Mace Consult said that while forecasts for 2027 and beyond remain unchanged “the conflict makes the longer-term outlook harder to predict”.

The firm’s global director of cost and commercial management, Ceri Evans, said: “The UK is more dependent on global oil and gas markets than other economies, and the government has less headroom in its budget to protect organisations from the impacts of a prolonged conflict in the Middle East.

“Certainly, in the short-term, the prices of more energy-intensive products will be most affected such as glass, cement and steel, as well as plastic products which use oil, and higher transport costs will also be an issue.”

The firm said it expected tender price inflation for London this year to be 3.5% and 3.5% for commercial work nationally. It said the forecast for infrastructure was 4.5%.

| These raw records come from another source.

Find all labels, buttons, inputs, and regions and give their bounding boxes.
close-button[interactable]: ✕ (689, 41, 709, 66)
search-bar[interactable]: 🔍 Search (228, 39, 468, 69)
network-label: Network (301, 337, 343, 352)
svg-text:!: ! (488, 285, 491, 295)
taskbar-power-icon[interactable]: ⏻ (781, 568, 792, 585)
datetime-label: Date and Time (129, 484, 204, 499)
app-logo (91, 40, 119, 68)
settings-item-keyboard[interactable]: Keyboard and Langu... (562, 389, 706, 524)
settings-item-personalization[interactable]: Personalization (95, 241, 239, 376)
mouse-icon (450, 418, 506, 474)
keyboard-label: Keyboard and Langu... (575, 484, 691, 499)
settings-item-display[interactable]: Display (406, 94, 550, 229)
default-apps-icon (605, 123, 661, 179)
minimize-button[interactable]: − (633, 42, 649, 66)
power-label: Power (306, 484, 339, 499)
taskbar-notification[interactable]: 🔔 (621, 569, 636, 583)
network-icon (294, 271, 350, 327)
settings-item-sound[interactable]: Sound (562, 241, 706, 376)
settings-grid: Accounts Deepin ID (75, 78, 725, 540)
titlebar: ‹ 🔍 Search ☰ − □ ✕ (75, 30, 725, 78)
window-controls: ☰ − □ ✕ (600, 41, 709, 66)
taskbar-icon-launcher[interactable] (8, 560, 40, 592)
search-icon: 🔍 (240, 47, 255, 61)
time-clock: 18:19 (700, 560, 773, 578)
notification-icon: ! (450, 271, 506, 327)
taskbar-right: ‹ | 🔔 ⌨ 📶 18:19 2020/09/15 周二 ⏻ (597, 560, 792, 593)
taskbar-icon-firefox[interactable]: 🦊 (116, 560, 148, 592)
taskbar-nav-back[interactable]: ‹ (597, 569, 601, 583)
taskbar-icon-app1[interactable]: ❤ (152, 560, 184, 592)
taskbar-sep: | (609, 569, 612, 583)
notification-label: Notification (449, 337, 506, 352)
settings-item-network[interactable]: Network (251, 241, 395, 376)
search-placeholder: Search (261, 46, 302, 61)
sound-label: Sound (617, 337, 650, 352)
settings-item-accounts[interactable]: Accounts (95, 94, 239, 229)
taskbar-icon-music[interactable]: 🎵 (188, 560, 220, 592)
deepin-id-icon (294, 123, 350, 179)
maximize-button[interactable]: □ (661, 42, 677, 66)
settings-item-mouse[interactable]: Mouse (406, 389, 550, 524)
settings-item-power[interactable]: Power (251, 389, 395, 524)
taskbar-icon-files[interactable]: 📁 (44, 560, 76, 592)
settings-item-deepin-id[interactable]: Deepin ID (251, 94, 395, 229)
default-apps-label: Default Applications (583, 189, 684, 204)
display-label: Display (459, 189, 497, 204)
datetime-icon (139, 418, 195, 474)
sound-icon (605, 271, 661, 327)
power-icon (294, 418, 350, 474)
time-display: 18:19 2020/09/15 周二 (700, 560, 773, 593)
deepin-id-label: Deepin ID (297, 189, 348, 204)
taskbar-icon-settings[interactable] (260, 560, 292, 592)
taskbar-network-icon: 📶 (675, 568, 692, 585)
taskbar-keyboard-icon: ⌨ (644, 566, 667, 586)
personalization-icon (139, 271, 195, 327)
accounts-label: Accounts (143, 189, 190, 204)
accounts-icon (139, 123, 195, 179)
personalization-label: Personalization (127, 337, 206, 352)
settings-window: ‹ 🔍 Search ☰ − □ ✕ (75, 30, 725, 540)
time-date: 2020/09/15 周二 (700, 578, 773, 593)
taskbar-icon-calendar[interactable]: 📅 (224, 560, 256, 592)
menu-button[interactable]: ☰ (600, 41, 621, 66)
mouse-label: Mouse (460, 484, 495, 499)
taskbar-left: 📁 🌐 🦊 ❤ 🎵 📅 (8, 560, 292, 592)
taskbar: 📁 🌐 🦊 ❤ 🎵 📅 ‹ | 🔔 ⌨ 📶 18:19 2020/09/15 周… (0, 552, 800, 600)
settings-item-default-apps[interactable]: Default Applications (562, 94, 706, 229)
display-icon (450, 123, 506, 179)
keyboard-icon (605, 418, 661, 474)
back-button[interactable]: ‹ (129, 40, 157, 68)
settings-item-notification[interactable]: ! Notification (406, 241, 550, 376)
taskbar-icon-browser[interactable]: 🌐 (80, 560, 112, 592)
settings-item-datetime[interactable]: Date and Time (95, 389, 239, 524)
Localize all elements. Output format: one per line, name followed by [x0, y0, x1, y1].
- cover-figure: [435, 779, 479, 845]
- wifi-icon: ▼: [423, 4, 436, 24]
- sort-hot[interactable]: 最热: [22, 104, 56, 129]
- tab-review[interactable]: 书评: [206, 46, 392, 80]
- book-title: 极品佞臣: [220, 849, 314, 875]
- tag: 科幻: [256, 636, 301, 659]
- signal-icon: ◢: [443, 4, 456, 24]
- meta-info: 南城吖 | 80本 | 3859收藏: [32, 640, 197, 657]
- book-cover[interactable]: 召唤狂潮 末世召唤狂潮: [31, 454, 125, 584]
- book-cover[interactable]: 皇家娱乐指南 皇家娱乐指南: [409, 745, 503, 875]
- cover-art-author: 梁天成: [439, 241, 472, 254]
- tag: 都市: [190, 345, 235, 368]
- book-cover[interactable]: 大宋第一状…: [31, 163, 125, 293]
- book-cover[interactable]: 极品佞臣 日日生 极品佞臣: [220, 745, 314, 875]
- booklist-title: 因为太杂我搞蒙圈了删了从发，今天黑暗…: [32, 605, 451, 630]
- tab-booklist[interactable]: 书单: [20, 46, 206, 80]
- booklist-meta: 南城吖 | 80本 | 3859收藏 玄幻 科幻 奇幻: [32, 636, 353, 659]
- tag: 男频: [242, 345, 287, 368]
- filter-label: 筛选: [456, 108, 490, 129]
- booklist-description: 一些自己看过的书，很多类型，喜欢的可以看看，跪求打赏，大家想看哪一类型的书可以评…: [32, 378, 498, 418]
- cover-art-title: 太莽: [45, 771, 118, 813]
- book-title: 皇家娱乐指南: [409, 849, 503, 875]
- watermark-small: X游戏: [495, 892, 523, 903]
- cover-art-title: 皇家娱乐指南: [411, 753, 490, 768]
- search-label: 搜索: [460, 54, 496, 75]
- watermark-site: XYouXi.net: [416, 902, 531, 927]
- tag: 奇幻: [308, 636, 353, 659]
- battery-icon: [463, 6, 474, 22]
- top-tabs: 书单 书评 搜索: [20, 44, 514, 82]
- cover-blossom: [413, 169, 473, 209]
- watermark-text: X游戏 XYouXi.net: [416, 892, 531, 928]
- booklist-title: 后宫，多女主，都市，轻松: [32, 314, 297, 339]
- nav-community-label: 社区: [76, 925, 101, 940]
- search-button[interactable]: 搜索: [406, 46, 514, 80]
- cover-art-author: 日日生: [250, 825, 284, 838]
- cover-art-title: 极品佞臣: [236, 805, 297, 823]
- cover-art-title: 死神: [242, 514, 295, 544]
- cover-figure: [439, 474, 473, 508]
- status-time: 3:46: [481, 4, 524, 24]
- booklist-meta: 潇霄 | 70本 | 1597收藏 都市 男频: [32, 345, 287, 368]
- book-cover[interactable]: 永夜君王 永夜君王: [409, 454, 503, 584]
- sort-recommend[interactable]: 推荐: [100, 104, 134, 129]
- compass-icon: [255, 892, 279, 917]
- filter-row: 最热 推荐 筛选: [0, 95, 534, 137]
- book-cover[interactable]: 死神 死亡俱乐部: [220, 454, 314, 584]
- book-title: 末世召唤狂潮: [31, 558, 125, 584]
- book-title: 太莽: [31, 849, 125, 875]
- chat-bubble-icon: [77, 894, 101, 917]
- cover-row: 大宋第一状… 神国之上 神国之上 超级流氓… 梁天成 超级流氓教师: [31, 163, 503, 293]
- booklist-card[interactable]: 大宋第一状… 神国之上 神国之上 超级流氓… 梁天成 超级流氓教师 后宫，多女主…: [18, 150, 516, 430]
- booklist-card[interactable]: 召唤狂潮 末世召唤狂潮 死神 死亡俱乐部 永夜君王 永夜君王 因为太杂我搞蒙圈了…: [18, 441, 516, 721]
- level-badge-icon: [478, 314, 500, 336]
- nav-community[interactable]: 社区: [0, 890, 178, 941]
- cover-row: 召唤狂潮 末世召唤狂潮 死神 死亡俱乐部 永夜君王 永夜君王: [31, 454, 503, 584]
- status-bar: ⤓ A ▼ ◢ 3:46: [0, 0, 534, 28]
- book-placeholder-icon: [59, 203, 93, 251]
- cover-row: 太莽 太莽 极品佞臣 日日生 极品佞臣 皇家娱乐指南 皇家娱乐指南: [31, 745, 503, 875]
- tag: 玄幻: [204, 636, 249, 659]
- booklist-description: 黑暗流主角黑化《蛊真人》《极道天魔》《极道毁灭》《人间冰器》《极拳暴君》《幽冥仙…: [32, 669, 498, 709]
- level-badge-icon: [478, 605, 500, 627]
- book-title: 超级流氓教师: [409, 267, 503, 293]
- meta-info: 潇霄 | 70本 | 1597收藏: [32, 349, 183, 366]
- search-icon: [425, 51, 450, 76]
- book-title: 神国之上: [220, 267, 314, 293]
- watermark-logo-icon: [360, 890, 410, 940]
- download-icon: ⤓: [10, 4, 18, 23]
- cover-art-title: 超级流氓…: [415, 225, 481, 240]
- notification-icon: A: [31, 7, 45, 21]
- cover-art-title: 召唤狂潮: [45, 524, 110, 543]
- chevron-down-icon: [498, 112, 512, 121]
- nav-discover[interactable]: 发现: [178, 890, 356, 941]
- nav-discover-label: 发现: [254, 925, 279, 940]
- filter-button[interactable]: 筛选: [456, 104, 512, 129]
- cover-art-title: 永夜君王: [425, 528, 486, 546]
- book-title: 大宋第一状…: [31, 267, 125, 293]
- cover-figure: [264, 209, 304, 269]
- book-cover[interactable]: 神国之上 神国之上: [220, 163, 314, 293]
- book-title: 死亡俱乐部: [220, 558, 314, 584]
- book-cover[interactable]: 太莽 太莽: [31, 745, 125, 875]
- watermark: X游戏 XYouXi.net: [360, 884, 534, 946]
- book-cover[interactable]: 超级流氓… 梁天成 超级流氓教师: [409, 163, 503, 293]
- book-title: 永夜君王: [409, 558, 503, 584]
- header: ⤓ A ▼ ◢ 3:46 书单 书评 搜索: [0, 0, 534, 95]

Meanwhile, Gleeds has also said the conflict is affecting market sentiment with 50% of respondents in its latest market report saying they had turned down a tender opportunity in Q1 “signalling a reluctance to take on risk in an increasingly uncertain environment”. It added: “A further 57% reported that contractors had become more risk-averse, with many citing volatile input costs and concerns about a potential global downturn.”

Andy Ellis, UK managing director at Gleeds, said: “Contractors are stepping back from risk, clients are seeing reduced appetite to tender, and the market is becoming more cautious. We expect to see greater use of fluctuation clauses and more defensive commercial strategies as volatility persists.”